En el primer caso, tal vez empezaron a aparecer los efectos de lo que se ha llamado «nacionalismo económico». Es el primer indicio del cumplimiento de la promesa que Trump hizo a sus electores para volver a hacer de Estados Unidos una economía atractiva para las inversiones industriales —una obsesión del nuevo presidente—. En el segundo, lo que se pone en juego, aparte de la ruptura con las reglas vigentes entre los profesionales de las relaciones exteriores y del Departamento de Estado, es la voluntad de participar en la escena internacional como un actor nacional y no como garante del orden mundial. En los dos casos, Trump parece adelantar una posición en la que la defensa de los intereses nacionales prima sobre la perspectiva (supuestamente) universal, tan característica de la misión que el excepcionalismo norteamericano asigna a su propio país.

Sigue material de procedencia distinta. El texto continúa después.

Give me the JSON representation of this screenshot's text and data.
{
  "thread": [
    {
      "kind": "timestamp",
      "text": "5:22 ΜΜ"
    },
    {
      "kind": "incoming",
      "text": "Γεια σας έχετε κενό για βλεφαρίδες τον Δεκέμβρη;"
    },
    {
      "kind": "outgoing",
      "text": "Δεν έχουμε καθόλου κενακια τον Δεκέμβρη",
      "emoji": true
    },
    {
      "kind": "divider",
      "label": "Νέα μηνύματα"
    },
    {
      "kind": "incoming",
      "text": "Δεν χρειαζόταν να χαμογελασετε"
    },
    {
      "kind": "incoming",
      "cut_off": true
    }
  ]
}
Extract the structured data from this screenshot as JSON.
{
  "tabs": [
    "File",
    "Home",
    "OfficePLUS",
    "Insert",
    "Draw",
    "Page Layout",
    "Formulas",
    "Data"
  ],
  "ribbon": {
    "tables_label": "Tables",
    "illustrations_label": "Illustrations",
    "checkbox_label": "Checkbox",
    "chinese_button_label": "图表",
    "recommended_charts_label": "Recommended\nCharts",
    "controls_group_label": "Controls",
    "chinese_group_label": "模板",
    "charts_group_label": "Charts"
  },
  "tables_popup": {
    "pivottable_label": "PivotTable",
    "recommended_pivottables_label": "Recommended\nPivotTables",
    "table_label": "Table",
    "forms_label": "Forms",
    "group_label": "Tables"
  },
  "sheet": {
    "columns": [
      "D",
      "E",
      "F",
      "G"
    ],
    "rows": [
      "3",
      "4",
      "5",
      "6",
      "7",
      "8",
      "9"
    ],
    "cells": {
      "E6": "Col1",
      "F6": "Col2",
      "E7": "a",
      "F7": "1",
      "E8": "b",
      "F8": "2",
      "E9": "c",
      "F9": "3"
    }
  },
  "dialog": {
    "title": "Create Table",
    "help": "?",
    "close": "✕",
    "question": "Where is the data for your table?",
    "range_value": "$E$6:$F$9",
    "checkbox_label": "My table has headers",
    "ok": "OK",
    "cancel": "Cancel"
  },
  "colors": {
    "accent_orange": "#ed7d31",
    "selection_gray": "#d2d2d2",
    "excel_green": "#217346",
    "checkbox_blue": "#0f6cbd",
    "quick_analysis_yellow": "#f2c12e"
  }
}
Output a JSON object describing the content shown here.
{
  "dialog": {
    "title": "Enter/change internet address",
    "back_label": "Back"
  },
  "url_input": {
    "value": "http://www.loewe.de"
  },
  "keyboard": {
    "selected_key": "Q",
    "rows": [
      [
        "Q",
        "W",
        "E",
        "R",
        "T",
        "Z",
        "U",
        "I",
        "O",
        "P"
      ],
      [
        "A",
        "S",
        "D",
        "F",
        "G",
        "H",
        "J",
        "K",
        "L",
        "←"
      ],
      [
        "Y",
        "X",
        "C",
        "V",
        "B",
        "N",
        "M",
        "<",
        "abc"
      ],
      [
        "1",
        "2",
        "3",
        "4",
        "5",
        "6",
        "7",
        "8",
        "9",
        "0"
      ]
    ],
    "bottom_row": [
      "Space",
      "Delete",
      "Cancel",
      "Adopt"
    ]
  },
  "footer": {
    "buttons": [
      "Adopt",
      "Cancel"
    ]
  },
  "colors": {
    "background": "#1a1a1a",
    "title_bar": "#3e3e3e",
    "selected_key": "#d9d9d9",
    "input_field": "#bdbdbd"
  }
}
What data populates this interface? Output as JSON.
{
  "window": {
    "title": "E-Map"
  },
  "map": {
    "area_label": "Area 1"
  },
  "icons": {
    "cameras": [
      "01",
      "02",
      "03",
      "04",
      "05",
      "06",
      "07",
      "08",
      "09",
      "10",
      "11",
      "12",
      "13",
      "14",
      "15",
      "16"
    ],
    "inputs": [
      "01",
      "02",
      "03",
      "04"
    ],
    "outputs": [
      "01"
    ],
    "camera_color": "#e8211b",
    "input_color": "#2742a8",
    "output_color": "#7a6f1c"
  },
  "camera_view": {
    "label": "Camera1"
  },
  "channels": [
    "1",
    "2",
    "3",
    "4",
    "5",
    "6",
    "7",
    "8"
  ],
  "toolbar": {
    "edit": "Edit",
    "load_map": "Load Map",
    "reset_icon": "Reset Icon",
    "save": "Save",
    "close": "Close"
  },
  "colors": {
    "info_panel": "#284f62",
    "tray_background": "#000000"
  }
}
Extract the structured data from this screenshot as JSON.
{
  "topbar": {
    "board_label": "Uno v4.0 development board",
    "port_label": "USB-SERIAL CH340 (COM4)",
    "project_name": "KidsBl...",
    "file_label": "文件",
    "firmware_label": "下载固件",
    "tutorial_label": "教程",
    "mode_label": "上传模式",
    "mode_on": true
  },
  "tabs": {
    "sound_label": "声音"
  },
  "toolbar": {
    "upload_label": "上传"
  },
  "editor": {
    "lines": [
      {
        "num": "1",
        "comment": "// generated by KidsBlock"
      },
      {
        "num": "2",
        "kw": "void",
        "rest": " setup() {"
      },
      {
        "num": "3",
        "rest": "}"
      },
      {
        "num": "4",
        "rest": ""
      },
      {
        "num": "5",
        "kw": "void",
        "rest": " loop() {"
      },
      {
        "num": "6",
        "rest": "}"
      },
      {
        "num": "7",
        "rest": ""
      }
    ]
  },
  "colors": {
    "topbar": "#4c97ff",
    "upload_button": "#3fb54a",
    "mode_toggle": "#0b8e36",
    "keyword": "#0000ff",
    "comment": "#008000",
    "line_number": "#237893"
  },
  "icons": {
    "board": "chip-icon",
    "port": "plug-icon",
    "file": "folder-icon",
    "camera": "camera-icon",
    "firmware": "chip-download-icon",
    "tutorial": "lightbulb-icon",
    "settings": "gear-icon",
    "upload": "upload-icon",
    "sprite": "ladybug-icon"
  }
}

Obama iba a instaurar un nuevo excepcionalismo, con un país más volcado en su interior. En realidad era una suerte de normalización, que consistía en que Estados Unidos dejara de jugar el papel de potencia altruista, benévola, dispuesta por naturaleza a la defensa de la libertad y la democracia en el mundo. Es posible que quien lleve a cabo esa normalización, por seguir con el vocablo, sea Donald Trump.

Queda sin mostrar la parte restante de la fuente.